On a less consequential note, see that red covered switch? It's the wings stores jettison switch that fires explosive cartridges that (duh) jettisons the wing stores. If you look closely, you'll see that the cover is held closed with a thin copper wire. The copper wire is a safety feature to keep the cover closed but is soft enough that it breaks when enough force is applied to pull up the cover. Blowing the rocket pods (or minigun pods) is a serious matter - something has gone drastically wrong and you need to get rid of the weapons and do it NOW. Electrical fire or generator failure? Doesn't matter, the jettison system is hot wired directly to the battery. Pull the cover, flip the switch, BOOM, BOOM, bye-bye wing stores - outboards then inboards.

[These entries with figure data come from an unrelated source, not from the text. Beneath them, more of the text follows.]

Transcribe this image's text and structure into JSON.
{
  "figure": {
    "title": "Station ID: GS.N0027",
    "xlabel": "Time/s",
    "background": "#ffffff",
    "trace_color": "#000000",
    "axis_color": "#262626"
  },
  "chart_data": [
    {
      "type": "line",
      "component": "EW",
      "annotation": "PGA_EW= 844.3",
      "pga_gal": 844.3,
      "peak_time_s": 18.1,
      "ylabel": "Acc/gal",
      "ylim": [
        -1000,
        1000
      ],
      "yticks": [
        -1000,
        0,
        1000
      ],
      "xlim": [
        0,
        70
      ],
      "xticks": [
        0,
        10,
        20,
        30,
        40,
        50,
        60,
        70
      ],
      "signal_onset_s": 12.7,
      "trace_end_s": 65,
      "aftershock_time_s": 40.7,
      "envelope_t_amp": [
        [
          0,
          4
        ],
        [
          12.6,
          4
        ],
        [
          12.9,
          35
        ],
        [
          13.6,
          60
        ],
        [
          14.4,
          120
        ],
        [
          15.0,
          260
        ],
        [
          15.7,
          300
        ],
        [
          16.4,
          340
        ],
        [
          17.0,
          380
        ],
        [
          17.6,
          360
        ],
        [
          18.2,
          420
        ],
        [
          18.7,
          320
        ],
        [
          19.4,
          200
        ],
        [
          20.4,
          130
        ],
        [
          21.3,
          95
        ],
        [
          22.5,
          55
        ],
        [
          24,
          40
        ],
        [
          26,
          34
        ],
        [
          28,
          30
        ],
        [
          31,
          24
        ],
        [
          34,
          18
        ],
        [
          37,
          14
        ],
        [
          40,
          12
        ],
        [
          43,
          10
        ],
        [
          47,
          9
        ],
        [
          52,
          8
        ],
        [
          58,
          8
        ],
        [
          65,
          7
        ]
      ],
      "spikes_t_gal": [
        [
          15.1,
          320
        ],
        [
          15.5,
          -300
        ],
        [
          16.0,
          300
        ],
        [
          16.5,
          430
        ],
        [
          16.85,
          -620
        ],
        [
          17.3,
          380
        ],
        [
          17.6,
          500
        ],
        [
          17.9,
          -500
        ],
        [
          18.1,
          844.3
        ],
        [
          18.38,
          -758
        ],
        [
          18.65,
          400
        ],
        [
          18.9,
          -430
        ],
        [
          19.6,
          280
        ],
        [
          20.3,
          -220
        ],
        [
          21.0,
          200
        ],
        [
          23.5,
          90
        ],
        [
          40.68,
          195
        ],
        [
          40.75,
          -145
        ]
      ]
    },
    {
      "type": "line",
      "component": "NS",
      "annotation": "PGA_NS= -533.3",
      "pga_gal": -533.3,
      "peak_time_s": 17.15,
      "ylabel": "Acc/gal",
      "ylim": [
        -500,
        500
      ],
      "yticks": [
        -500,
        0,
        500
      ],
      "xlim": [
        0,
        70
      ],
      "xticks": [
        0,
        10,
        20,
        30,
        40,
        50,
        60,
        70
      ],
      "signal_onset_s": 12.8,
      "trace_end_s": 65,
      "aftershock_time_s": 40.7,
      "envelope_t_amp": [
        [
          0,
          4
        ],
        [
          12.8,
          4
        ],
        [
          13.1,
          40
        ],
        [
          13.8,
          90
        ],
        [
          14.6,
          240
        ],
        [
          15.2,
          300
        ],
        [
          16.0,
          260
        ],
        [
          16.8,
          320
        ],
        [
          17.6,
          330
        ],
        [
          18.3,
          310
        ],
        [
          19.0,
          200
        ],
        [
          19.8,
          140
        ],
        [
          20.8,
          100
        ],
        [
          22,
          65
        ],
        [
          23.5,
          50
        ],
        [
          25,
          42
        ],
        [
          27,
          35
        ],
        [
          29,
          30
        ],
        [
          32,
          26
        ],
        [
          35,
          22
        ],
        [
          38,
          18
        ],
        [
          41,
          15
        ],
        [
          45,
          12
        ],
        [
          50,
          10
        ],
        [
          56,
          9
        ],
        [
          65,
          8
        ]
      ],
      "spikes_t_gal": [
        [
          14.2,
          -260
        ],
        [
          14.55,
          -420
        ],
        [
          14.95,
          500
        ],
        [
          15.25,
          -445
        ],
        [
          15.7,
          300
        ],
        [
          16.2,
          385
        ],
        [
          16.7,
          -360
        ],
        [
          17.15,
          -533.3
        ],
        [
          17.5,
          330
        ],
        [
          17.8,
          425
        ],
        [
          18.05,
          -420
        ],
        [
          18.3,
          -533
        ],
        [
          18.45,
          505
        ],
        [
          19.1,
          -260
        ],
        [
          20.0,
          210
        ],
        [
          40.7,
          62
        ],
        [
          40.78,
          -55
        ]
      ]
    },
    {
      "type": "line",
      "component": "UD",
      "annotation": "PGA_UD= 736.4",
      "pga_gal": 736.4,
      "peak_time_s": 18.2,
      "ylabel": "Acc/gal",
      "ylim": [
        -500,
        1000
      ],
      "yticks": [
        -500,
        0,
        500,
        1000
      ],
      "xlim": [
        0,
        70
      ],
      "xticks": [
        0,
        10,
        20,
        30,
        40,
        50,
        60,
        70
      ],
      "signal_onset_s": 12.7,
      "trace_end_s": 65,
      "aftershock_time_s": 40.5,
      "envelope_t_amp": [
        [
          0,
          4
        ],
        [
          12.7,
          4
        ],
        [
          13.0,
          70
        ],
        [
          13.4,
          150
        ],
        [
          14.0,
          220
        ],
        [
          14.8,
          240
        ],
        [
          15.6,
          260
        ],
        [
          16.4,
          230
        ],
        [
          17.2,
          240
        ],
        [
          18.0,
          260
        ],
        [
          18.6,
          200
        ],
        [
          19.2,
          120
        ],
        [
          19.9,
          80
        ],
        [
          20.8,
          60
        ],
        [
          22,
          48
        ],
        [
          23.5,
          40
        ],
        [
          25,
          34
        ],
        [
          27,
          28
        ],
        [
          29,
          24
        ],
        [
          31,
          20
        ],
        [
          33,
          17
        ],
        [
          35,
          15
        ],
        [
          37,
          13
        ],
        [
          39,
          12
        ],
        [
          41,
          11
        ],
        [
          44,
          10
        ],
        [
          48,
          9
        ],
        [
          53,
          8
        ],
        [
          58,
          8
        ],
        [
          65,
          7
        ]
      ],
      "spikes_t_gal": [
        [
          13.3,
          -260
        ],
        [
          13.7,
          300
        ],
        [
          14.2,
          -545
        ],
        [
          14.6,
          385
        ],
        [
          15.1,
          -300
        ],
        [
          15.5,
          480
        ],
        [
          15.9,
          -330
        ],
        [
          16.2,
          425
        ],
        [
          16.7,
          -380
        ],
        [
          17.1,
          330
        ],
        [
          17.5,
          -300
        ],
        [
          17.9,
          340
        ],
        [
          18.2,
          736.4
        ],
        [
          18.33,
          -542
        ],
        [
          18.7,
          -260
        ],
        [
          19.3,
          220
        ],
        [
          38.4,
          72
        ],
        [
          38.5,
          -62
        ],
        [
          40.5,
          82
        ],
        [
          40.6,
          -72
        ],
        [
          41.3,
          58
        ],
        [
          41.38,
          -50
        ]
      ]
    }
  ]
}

One of the preflight checks is to make sure that the safety wire is copper (not heavy duty stainless that won't break) and that it is attached to the BASE of the switch rather than to the switch itself because if it's attached to the switch pulling open the cover actuates the switch. In my entire career, I had only one occasion where the wire was done incorrectly - attached to the switch and of course the mechanic forgot to disconnect the battery when he went to correct the wire. BOOM, BOOM! To make matters worse, one of the rear attaching lugs didn't disengage and the pod smashed the trailing edge of the wing. Four rocket pods, 76 rockets and a wing destroyed because of one little mistake.

The Aviation gods are not forgiving, even on the ground.